Here is where meditation and other forms of attention training, memory training, or certain behavioral training tools may become even more and more important. We are only now beginning to understand how gene _expression is regulated and what environmental factors can trigger gene _expression. One area of intense interest by our group at UCLA is exactly how meditation or other forms of self-directed attention can impact gene _expression, in other words, can one learn to self-regulate one's own gene _expression? There is growing evidence from neurobiological studies of long term meditators that brain structure and function can change as a consequence of meditation; even in novice meditators, there is evidence for cognitive change in attention from meditation.
Changes in brain activity likely reflect variability in gene regulation, turning on and off genes involved in cellular growth, proliferation and communication. This is a very young field of research that will ultimately blossom as we uncover the etiological of ADHD at a genetic and neurobiological level.
Psychologists have long known that practice makes perfect.

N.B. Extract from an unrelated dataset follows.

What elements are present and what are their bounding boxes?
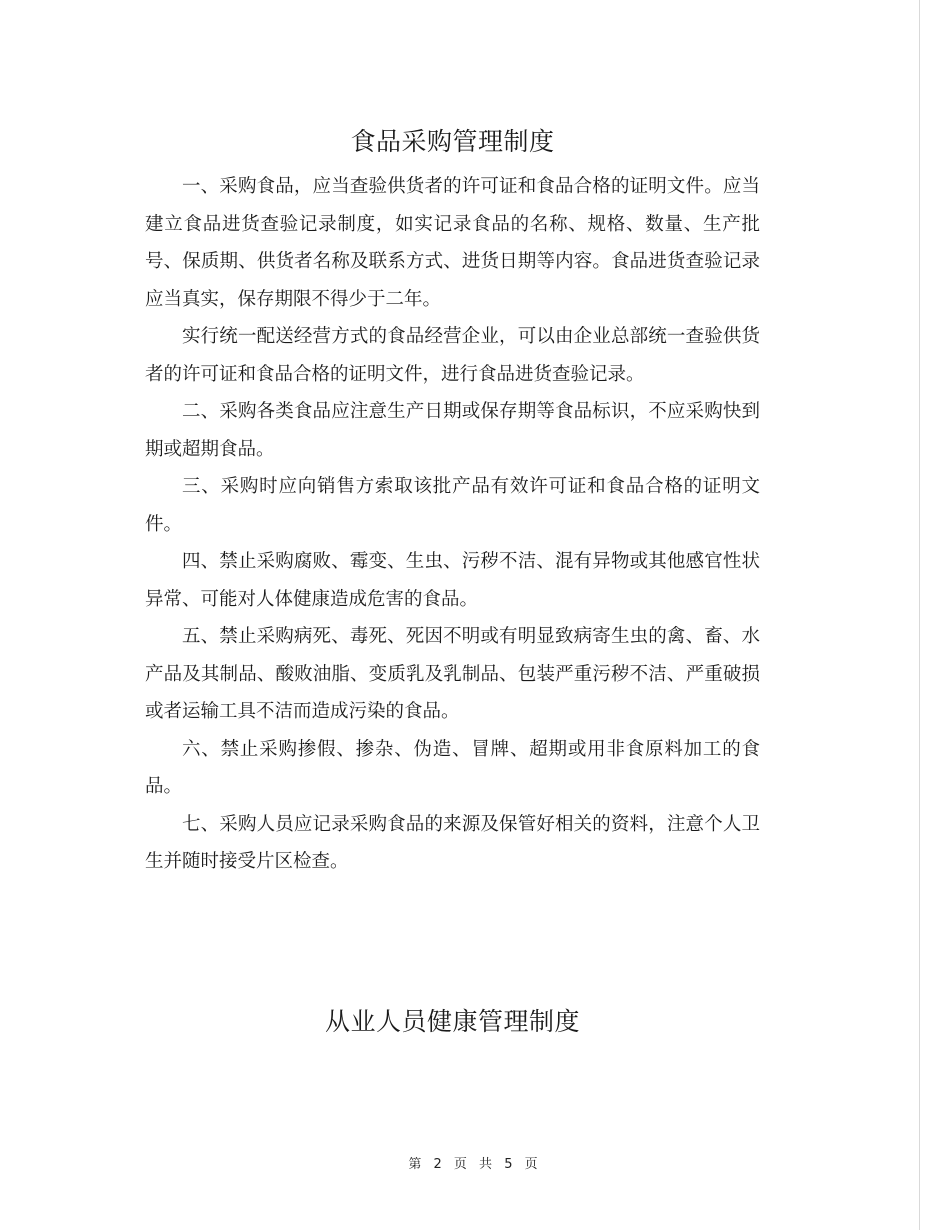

I was always so struck by the number of hours it takes to be 'proficient' at various activities. Did you know it only takes 50 hours to learn to play the harmonic well but 1250 hours to do the same for a violin? And to become a high school level competitive swimmer takes some 6000-8000 hours of practice. Yet, how much time do we as a culture allocate for 'training' attention? I would suggest very few, perhaps none with attention being the sole focus of training.
Meditation is a very old tool for training attention, and one that has had over 2500 years of development (largely in Buddhist, Hindu, and other Eastern traditions). It is now an increasing area of interest for investigators exploring the brain and mind (the aspects of our human nature that cannot be objectified completely).
My colleagues and I have just completed a study of meditation as an adjunct to treatment in ADHD. The results look very promising and the work will be submitted for scientific review and publication shortly. Translating the tools of meditation into a secular Western education requires significant effort and Ms. Greenland and InnerKids have done that work for children, pre-K through middle school.
Other groups are developing programs appropriate for teens to adulthood. Until such meditation programs are easily accessible and rigorously evaluated using scientific tools of investigation, they are not likely to receive widespread appeal. As we and others begin to rigorously evaluate meditation as a means of honing attention for individuals with and without ADHD, we can begin to explore our own abilities to self-direct brain processes (and gene _expression involved in such processes). Most importantly, these sorts of practices tend to increase one's awareness of one's own attitudes, biases, etc. and how it feels to be in another's shoes. Through this sort of cultivation of awareness, we can likely emerge as a kinder society in general, reducing impairment for those that think or feel in a way different from the norm.
So medication is an effective means of intervention in ADHD today and may be more so or less so in the future. We must only continue to explore and discover the most effect means of reducing impairment for ADHD; science is a process of continuous discovery; what we know today will change tomorrow.